The notion of increased automation and machine learning naturally creates a sense of fear about the role of PPC and biddable media campaign managers. If the algorithm is taking over, what does it mean for us?

It means that PPC managers – and PPC agencies – can spend much less time running the campaign, and much more time making them better. It means that they can spend less time on repetitive procedures and campaign setup, and much more time thinking about the experience that we deliver to the audiences that see and engage with our ads.

We can say this because we can look across the room at our colleagues in SEO, who have worked with the Google algorithm for much longer than we have, and consider how they have adapted as Google has caused their role to change. Like those in SEO, our role is to find ways to work with and influence the machine, rather than to fight it.

In a world where everything is automated is, in theory at least, potentially more equitable, it will be the elements that we can influence as humans that will make the most discernible different and that is where we should be focusing our efforts.

With Google’s algorithms doing the ‘heavy lifting’ of our campaigns, we have more time to work with our creative teams to improve the quality of our creative assets and help them stand out from the (now automated) crowd. We are free to spend more time thinking about how impactful our ads are visually and through the copy we use, rather than the minutia of keyword targeting.

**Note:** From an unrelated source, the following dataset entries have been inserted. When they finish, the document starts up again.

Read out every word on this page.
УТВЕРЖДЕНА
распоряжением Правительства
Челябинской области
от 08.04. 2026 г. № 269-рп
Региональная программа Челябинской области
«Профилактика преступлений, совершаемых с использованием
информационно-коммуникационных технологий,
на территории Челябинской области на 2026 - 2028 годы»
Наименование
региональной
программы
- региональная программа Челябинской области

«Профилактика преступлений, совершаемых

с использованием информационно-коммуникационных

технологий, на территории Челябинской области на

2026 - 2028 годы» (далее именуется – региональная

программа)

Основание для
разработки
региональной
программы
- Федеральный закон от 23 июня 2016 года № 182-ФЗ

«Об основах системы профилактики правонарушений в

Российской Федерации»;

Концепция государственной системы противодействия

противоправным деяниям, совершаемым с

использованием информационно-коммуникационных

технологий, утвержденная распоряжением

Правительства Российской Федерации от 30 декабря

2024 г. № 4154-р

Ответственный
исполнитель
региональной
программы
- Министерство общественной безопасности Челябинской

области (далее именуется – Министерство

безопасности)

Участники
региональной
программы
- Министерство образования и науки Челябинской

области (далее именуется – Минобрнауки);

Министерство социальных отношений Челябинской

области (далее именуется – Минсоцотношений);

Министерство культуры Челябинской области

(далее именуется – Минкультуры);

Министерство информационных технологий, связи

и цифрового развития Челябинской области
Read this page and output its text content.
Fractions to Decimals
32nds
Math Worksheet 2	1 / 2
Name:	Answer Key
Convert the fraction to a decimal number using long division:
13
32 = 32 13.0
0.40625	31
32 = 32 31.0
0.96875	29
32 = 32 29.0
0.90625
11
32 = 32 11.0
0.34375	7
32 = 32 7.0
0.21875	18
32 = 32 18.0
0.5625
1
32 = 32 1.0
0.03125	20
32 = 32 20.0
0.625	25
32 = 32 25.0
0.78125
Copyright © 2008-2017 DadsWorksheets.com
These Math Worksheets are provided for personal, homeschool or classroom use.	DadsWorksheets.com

If the algorithm is taking care of who sees our ad, we have more time to think about how those audiences go on to convert, improving our landing pages, user experience and conversion rates.

We can’t swim against the tide of machine learning and automation, but we can learn from our organic search colleagues and learn to work with that automation, think more creatively and create much better experiences for our audiences.

Google Performance Max alone won’t improve our ad effectiveness and our return on ad spend. There is still a lot of work to do to ensure that our brands are making the most of that ad spend and the resulting traffic – it’s just the nature of that work that will change.

Key Takeaways: How PPC Campaign Managers can make the difference

  • Work with your creative team to provide high quality and up to date creative assets.
  • Consider your main KPIs and audience motivators to create different variations of copy.
  • Focus on UX to improve quality website signals to google and improve your CVR%.
  • Improve your content, since this is often used by Google to help determine where you should show ads.
  • Improve the quality of your first party data and segment it in new and interesting ways that match your business objectives. This will provide more robust signals for Google to optimise campaigns towards. Also ties into futureproofing for privacy changes.
  • Improve any feed and product data since again this provides more signals to Google.